Third draft of Jolimont Street Ghost is done. More changes, “whoops, how’d that get in there?”, get rid of that unnecessary tosh, red pens and redder eyes.
Now I’m going to let it stew once more, while I figure out a release date, and attack the problem that, for me, is writing’s equivalent of cleaning the shower: the blurb.
It’s just a summary, right?
No. No it is not. If you’re thinking of a synopsis or a digest, that, to me, is akin to cleaning the toilet. I’ve got my own beef with synopses, but this is about the blurb.
The blurb is important. It let’s the reader know just what the book, this marvelous creation, is about. It’s a hook to get their attention and feed their curiosity. It’s a marketing tool. It’s a filter to let an audience decide if they will enjoy it. And it comes in two forms: short and very short.
The short can go onto the back of the print edition, and it’s also sent to various re-sellers. the very short is also sent to re-sellers and is what gets pushed under the nose of the audience when they click the ‘tell me more’ button. So it’s gotta be short, sweet and to the point.
Therein lies the challenge: How does one convey the subtleties of the book when they’ve got a limited character count? How does one grab the reader and say, “This book is (or is not) for you!”? How does one give a story line without giving away the punchline?
The Scene, the Theme, the Premise and the Moral
The hard work of writing the book is done, so writing less than a hundred words should be a cinch, but it ain’t.
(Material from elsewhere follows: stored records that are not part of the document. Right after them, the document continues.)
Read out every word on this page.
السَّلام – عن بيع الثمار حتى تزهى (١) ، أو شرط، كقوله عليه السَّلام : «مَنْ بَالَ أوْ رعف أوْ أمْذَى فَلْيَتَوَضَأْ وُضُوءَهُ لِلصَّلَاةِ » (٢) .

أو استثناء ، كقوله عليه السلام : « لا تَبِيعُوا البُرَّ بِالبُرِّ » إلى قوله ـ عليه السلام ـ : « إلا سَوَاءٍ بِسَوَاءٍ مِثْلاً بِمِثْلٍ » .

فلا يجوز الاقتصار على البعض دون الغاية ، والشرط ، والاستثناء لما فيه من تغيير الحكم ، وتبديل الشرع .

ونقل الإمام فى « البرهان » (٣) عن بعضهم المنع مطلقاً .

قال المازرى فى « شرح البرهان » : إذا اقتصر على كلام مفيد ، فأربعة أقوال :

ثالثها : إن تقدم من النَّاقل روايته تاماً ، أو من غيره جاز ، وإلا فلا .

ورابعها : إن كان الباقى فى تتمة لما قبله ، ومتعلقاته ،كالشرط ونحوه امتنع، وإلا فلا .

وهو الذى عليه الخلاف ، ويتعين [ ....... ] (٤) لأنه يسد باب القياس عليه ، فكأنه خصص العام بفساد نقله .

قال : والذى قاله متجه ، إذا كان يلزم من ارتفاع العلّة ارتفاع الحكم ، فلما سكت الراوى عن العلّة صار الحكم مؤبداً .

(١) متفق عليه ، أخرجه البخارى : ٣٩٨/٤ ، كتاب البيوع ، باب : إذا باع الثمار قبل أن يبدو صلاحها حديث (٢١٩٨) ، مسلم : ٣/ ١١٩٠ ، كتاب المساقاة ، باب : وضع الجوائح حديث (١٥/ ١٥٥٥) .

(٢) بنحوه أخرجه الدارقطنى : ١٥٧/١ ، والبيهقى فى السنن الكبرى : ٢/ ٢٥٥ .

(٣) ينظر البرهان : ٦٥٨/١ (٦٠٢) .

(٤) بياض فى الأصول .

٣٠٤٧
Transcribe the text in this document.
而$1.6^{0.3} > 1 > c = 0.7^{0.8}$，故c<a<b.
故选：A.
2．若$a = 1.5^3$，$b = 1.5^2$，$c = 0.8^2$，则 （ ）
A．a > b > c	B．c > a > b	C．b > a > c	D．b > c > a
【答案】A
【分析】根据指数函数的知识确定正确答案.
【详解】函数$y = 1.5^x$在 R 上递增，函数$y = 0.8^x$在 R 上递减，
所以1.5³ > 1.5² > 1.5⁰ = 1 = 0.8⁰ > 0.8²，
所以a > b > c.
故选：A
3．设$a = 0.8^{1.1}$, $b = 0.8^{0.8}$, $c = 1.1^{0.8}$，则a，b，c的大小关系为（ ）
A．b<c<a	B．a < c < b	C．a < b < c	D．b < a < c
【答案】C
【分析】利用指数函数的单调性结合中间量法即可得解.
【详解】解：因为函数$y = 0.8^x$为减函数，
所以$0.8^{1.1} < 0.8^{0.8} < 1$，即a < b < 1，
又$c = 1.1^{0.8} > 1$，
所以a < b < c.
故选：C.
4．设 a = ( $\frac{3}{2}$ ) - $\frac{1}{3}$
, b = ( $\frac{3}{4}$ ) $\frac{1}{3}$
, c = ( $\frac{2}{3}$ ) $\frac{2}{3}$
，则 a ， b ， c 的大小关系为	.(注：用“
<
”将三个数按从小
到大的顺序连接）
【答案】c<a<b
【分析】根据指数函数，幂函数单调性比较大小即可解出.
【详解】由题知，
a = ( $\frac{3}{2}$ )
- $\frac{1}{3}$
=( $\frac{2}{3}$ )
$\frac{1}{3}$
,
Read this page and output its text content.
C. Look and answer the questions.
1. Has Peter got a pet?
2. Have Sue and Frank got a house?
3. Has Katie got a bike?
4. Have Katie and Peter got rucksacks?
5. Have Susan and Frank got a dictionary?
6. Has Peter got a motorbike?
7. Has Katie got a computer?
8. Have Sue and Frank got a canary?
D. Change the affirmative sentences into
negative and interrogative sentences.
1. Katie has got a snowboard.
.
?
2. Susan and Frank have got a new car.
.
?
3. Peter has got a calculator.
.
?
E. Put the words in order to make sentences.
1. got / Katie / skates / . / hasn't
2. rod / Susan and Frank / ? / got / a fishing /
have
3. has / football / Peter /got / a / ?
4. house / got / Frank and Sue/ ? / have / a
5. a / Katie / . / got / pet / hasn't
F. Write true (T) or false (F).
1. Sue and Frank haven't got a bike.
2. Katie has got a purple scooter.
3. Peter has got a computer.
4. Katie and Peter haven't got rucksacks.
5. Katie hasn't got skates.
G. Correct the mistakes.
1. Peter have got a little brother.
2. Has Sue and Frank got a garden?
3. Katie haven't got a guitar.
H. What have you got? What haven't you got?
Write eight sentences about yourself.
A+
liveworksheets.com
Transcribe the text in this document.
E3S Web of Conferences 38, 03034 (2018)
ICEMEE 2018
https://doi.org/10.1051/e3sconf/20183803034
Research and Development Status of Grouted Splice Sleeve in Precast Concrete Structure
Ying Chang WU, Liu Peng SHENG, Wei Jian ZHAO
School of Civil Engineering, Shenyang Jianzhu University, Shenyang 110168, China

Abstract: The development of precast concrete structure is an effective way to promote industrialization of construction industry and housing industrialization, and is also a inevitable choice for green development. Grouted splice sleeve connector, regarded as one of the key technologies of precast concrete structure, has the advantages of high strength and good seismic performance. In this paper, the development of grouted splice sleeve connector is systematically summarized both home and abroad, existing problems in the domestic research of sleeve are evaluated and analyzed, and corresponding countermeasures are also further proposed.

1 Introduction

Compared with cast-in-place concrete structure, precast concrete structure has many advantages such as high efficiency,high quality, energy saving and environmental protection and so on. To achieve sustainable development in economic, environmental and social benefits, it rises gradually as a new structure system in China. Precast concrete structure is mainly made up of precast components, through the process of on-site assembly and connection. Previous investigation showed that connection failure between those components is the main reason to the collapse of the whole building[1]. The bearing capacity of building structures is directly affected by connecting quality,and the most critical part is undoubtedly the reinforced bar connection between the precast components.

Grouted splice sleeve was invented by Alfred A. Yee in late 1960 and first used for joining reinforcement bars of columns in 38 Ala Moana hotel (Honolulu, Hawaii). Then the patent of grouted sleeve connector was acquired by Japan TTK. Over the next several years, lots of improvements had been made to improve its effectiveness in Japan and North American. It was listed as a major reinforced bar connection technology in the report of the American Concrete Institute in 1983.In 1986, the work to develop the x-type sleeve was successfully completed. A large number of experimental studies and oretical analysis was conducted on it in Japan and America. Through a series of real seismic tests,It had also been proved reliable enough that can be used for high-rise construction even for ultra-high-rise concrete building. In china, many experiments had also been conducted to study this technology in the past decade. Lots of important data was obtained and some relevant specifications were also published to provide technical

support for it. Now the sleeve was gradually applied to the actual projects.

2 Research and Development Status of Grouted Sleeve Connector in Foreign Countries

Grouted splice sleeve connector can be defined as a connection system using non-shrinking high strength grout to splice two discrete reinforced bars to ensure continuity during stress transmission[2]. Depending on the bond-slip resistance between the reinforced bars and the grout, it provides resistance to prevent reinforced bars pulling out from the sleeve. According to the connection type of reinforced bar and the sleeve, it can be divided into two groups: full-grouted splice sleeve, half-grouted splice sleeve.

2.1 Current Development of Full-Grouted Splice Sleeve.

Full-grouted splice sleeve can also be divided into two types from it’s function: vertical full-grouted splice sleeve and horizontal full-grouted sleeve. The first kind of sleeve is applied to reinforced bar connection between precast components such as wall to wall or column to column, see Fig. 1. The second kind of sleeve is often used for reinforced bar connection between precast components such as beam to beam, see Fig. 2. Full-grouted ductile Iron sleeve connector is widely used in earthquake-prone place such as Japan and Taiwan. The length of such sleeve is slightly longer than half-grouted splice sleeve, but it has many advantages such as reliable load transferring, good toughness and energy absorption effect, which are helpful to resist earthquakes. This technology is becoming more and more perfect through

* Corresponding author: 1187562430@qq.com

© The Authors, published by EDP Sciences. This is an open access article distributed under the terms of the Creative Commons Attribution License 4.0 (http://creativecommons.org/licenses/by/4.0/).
To help out, I write down the Premise, that global statement of hypothesis, that drove the book.
Then I write the moral out (which is surprisingly hard to summarise into a sentence), and put words pertaining to the theme and the scenery of the book, all in the same vernacular and perspective as the book. For example, with Paranormology, the narrator is relating a personal story from a Victorian era, hence the blurb will be a description, by him, of his tale in his manner of speech. Atlas, Broken, in contrast, is written in a third person, as an observer of Henry, in a more modern tongue.
Thus, the scribbles on my page read:
“A curse brought about by an individual can only be attended to by that individual. Rumour, gossip, conjecture, public opinion and speculation are born from assumptions. Assumptions. Science claims to make no assumptions, yet relies upon them. Light and Dark. Balance, what goes around comes around. Summoned demon, born in darkness. Occult, sorcery, physical harm, reputation harm.”
With these words and phrases, I then construct two sentences, one about the metaphysical nature of the book, and once about the physical side. In this way, I can give the reader two aspects to help them out.
“The supposition that darkness is merely the absence of light is both popular and false, as those who practise the occult can affirm.”
“In the dark cellar of number thirteen Jolimont Street, a house we had assumed benign, I unwittingly brought forth an ancient evil that threatened not only our reputations, but our souls.”
There. That’s 320 odd characters, 80 shy of the limit for the ‘very short’ version. Add in the series information, and I’ve reached my limit.
It took about an hour to write, twiddle, poke, and condense (I’ve got a little boy blowing a very loud recorder, so that skews the figures). That’s why it’s like cleaning the shower: A whole lot of scrubbing and rubbing and swearing in a cramped space, with very little at the end to show for it.
In the ‘short’ version, I’ll be able to add in another sentence or two to expand on the concepts of gossip, rumour and the like.
Now I’m going to go and have a lie down.